Over-the-counter remedies, known as antihistamines, block your body's fighting ability, allowing the harmless pollen to be processed by your body without any adverse effects. Unfortunately, most antihistamines cause drowsiness along with dry sinuses, and usually need to be taken on a daily basis to block your body's responses towards pollen.

But what if you could prevent an allergy attack? Completely. And naturally.

In this instructable, I'll show you what some people swear is the best allergy remedy: Honey & Pollen!

Let's get started!

Step 1: Benefits of Honey & Pollen

That amazing golden syrup that bees conjure up is internationally and historically used to cure a plethora of ailments and diseases. And allergies to boot.

Using local honey, that has been made from pollen in your general area has the best remedial use to prevent an allergy flare-up. This is because the pollen that is causing a ruckus in your sinuses is the same pollen that the bees have processed to create their honey.

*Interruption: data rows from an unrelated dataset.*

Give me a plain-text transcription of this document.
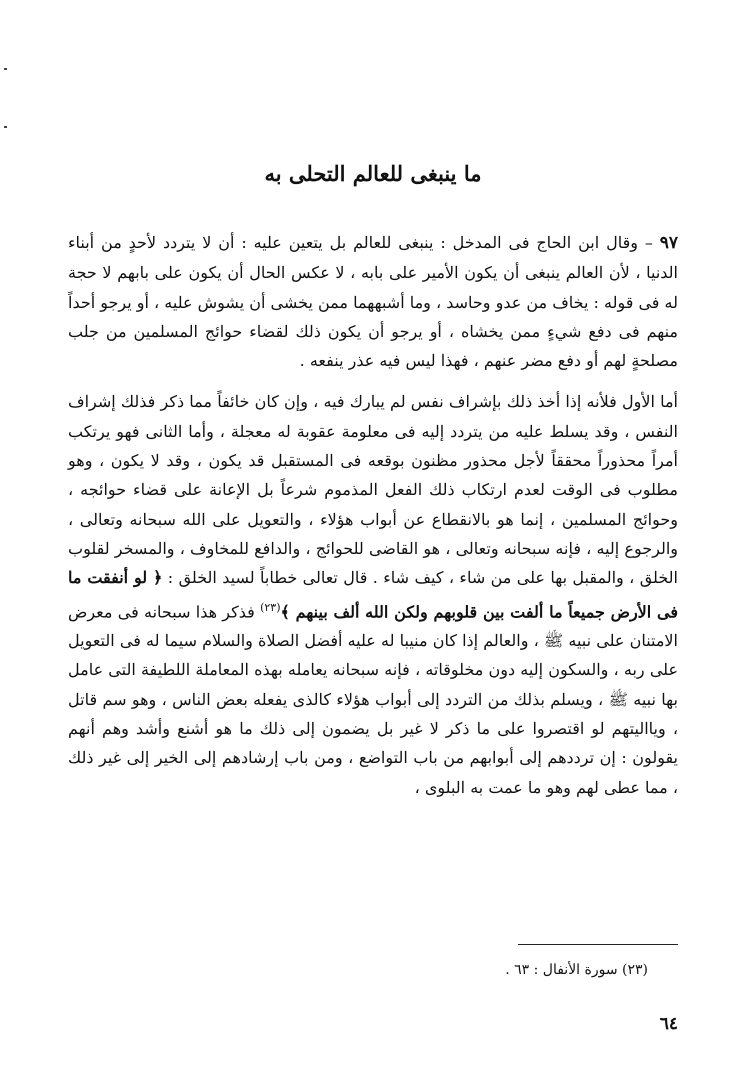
ما ينبغى للعالم التحلى به

٩٧ – وقال ابن الحاج فى المدخل : ينبغى للعالم بل يتعين عليه : أن لا يتردد لأحدٍ من أبناء الدنيا ، لأن العالم ينبغى أن يكون الأمير على بابه ، لا عكس الحال أن يكون على بابهم لا حجة له فى قوله : يخاف من عدو وحاسد ، وما أشبههما ممن يخشى أن يشوش عليه ، أو يرجو أحداً منهم فى دفع شيءٍ ممن يخشاه ، أو يرجو أن يكون ذلك لقضاء حوائج المسلمين من جلب مصلحةٍ لهم أو دفع مضر عنهم ، فهذا ليس فيه عذر ينفعه .

أما الأول فلأنه إذا أخذ ذلك بإشراف نفس لم يبارك فيه ، وإن كان خائفاً مما ذكر فذلك إشراف النفس ، وقد يسلط عليه من يتردد إليه فى معلومة عقوبة له معجلة ، وأما الثانى فهو يرتكب أمراً محذوراً محققاً لأجل محذور مظنون بوقعه فى المستقبل قد يكون ، وقد لا يكون ، وهو مطلوب فى الوقت لعدم ارتكاب ذلك الفعل المذموم شرعاً بل الإعانة على قضاء حوائجه ، وحوائج المسلمين ، إنما هو بالانقطاع عن أبواب هؤلاء ، والتعويل على الله سبحانه وتعالى ، والرجوع إليه ، فإنه سبحانه وتعالى ، هو القاضى للحوائج ، والدافع للمخاوف ، والمسخر لقلوب الخلق ، والمقبل بها على من شاء ، كيف شاء . قال تعالى خطاباً لسيد الخلق : ﴿ لو أنفقت ما فى الأرض جميعاً ما ألفت بين قلوبهم ولكن الله ألف بينهم ﴾$^{(٢٣)}$ فذكر هذا سبحانه فى معرض الامتنان على نبيه ﷺ ، والعالم إذا كان منيبا له عليه أفضل الصلاة والسلام سيما له فى التعويل على ربه ، والسكون إليه دون مخلوقاته ، فإنه سبحانه يعامله بهذه المعاملة اللطيفة التى عامل بها نبيه ﷺ ، ويسلم بذلك من التردد إلى أبواب هؤلاء كالذى يفعله بعض الناس ، وهو سم قاتل ، ويااليتهم لو اقتصروا على ما ذكر لا غير بل يضمون إلى ذلك ما هو أشنع وأشد وهم أنهم يقولون : إن ترددهم إلى أبوابهم من باب التواضع ، ومن باب إرشادهم إلى الخير إلى غير ذلك ، مما عطى لهم وهو ما عمت به البلوى ،

(٢٣) سورة الأنفال : ٦٣ .
٦٤
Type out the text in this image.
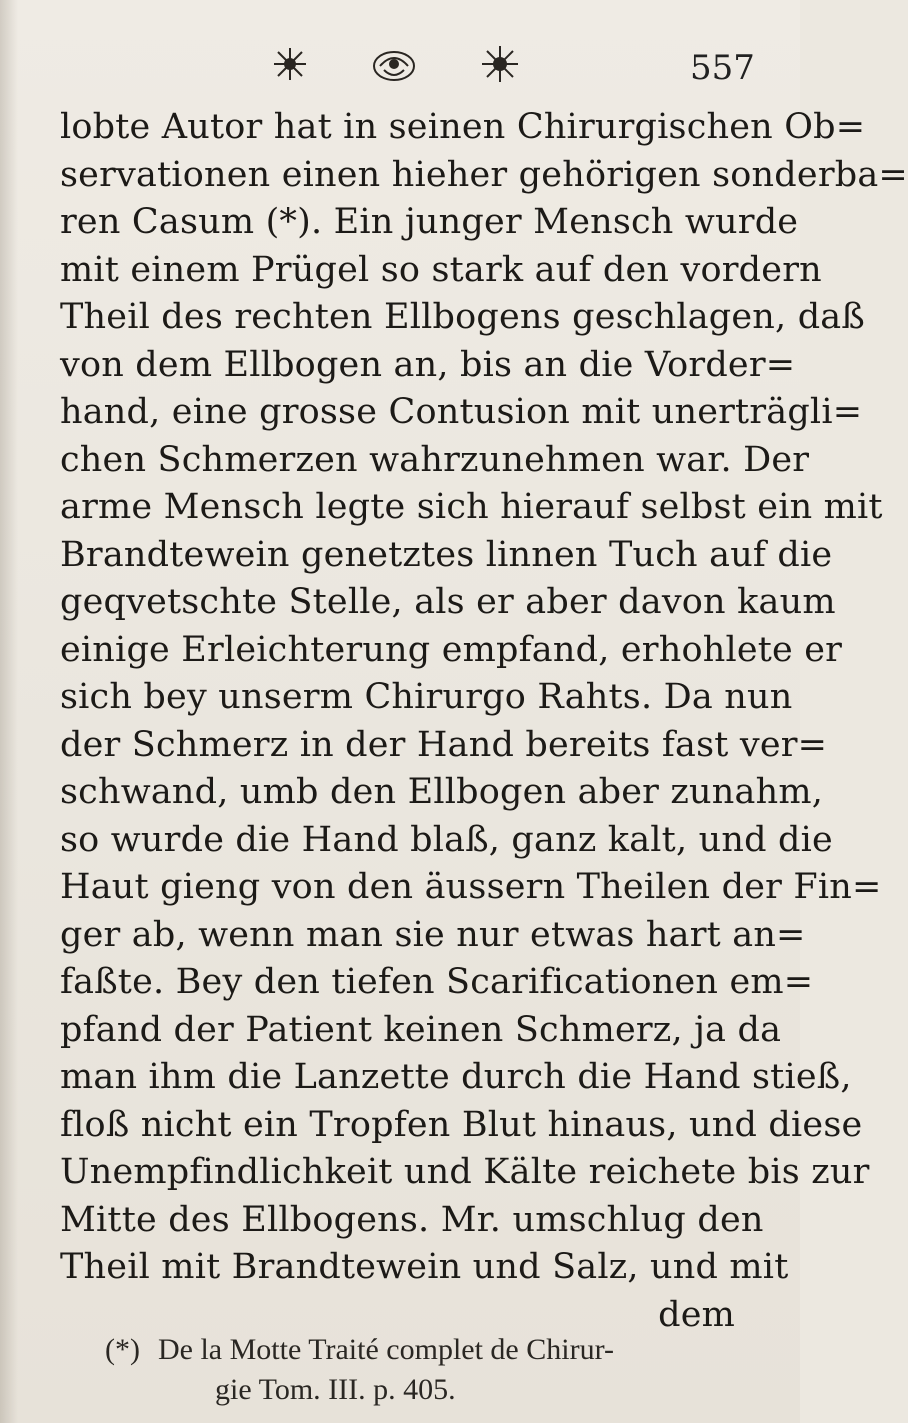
557
lobte Autor hat in seinen Chirurgischen Ob=
servationen einen hieher gehörigen sonderba=
ren Casum (*). Ein junger Mensch wurde
mit einem Prügel so stark auf den vordern
Theil des rechten Ellbogens geschlagen, daß
von dem Ellbogen an, bis an die Vorder=
hand, eine grosse Contusion mit unerträgli=
chen Schmerzen wahrzunehmen war. Der
arme Mensch legte sich hierauf selbst ein mit
Brandtewein genetztes linnen Tuch auf die
geqvetschte Stelle, als er aber davon kaum
einige Erleichterung empfand, erhohlete er
sich bey unserm Chirurgo Rahts. Da nun
der Schmerz in der Hand bereits fast ver=
schwand, umb den Ellbogen aber zunahm,
so wurde die Hand blaß, ganz kalt, und die
Haut gieng von den äussern Theilen der Fin=
ger ab, wenn man sie nur etwas hart an=
faßte. Bey den tiefen Scarificationen em=
pfand der Patient keinen Schmerz, ja da
man ihm die Lanzette durch die Hand stieß,
floß nicht ein Tropfen Blut hinaus, und diese
Unempfindlichkeit und Kälte reichete bis zur
Mitte des Ellbogens. Mr. umschlug den
Theil mit Brandtewein und Salz, und mit
dem
(*) De la Motte Traité complet de Chirur-
gie Tom. III. p. 405.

The idea behind eating honey to cure allergies is like gradually vaccinating the body against allergens, a process called immunotherapy.

Honey contains a variety of the same pollen spores that give allergy sufferers so much trouble when flowers and grasses are in bloom. Introducing these spores into the body in small amounts by eating honey should make the body accustomed to their presence and decrease the chance an immune system response like the release of histamine will occur. Since the concentration of pollen spores found in honey is low -- compared to, say, sniffing a flower directly -- then the production of antibodies shouldn't trigger symptoms similar to an allergic reaction. Ideally, the honey-eater won't have any reaction at all.

[source: AAFP].

In addition to eating local honey, one can also eat local pollen. That's right! While bees are busy drinking the nectar of flowers, their bodies rub against the pollen of the plant, and unbeeknownst (tehehe) to them, they take this pollen back to their hive and eat it later. However, bees usually take much more pollen with them than they could possibly use, and so bee keepers will take the extra pollen and sell it for its remedial benefits. Taking in small amounts of the pollen daily during allergy season can help build up immunotherapy just like local honey!

Step 2: Action Plan

So rather than taking an over-the-counter antihistamine, which only combats allergy symptoms, we're going to prevent the entirety of allergies by dealing with at the source: the pollen.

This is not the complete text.